Assistant Professor, English
Piotr Gwiazda's teaching and research interests include modern and contemporary poetry, as well as translation theory and utopian studies. His current project, a monograph on James Merrill's verse trilogy "The Changing Light at Sandover," considers the problems of literary history, intertextuality, and influence, focusing on the poetic relationship between Merrill and W.H. Auden as portrayed in the epic.
Gwiazda, who left his native Poland 11 years ago, says Merrill is one of the first poets he read in English. He appreciates Merrill's "sense of craft, irony, comic spirit, and sophistication as a poet and as a human being."
In addition to publishing scholarly articles in such journals as Postmodern Review, Translation Review and Texas Studies in Literature & Language, Gwiazda has published his own poetry in Columbia: A Journal of Literature and Art, Connecticut Review, The Southern Review and Rattle. His poetry manuscript, Gagarin Street, is under consideration with publishers. He has translated several writers into Polish, including work by Paul Auster and Charles Simic.
Gwiazda received his M.A. and Ph.D. from NYU.
At UMBC, Gwiazda is teaching Analysis of Literary Forms, American Literature 1865-1930, and Contemporary American and British Poetry.
Visiting Assistant Professor, Philosophy
Matthew McCabe recently received his Ph.D. from the University of Maryland, College Park. A California native, he has a M.A. in Philosophy from California State Long Beach, and a B.A. in History and Philosophy from University of California Santa Barbara.

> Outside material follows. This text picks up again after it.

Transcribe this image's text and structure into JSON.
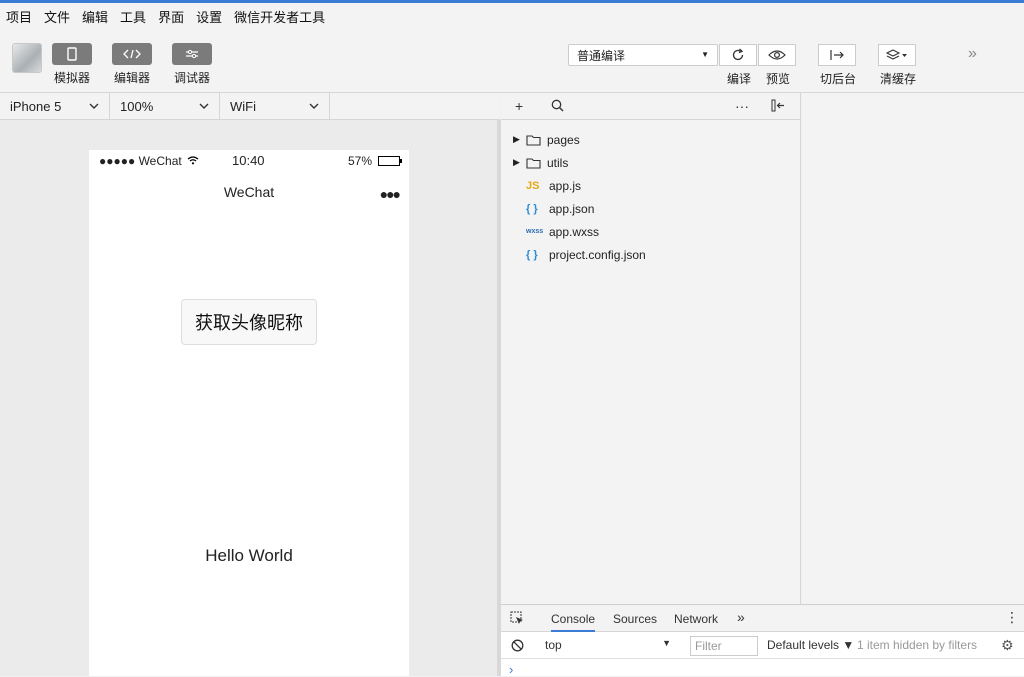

McCabe's dissertation deals with bioethics and ethical theory. He is bridging the two areas by taking a new theory, the virtue ethic of care, and applying it to the context of medical ethics. The theory blends two traditions -- one an old tradition of virtue ethics that goes back to the ancient Greeks and looks at such issues as what it means to be a good person -- mixed with the contemporary ethics of care, where caring for others becomes the centerpiece for determining right and wrong.
He says the challenge is that many believe the physician's job is to cure, not to care. McCabe addresses this argument and looks at ways to talk meaningfully about care in the context of medical practice. He hopes to expand his examination of ethical care to other professions.
This semester, McCabe is teaching Bioethics and Introduction to Philosophy. He will teach a seminar in Applied Ethics this spring and another introductory philosophy course.